Back in February of 2021 when Simian Spirit Guide was banned in Modern, many players figured it was the end of Living End. However, it will take much more than a simple ban on mana ramping to put the nails in this card's proverbial coffin.

While Living End would take way too long to come into play by its normal circumstances, by using the cascade mechanic players are capable of casting it as early as turn three. This usually ends the game as it can be done during your opponent's turn thanks to the instant speed of Violent Outburst and while holding up a counterspell thanks to Pact of Negation.

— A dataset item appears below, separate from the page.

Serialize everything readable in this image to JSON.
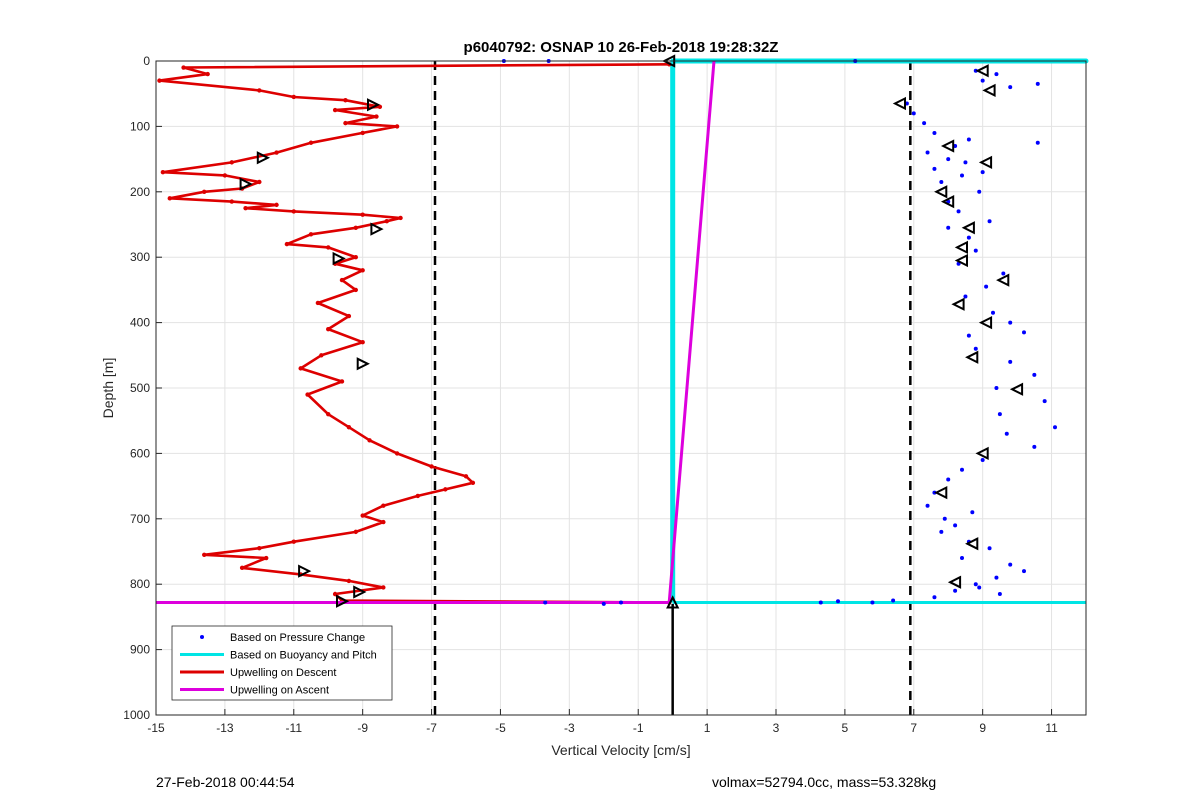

Ironically enough, the banning of Simian Spirit Guide may have indirectly resulted in Living End becoming more powerful than it ever was before.

2 Exhume

Exhume

Returning to cards legal in Legacy and Vintage only, Exhume is one half of the most faithful reanimation deck in existence, which is aptly named "Reanimator". This Legacy meta deck uses cards like Faithless Looting and Entomb to place absurdly powerful creature cards in the graveyard, then bring them back with Exhume and one other sorcery.

1 Reanimate

Reanimate

At half the cost and some life for all of the reward, Reanimate is the best reanimation card in all of Magic's history — and properly so. Alongside Exhume in the Legacy reanimation deck, this card is used to put creature cards like Griselbrand, Archon of Cruelty, and Serra's Emissary into play as early as turn one.

While it's clear to see that reanimation has taken many forms over the course of Magic's history, it's good to know that the old ways are still around even if only in one of the game's oldest formats. By the way, you wouldn't happen to have $3,000 we can borrow to play Reanimator in Legacy, would you?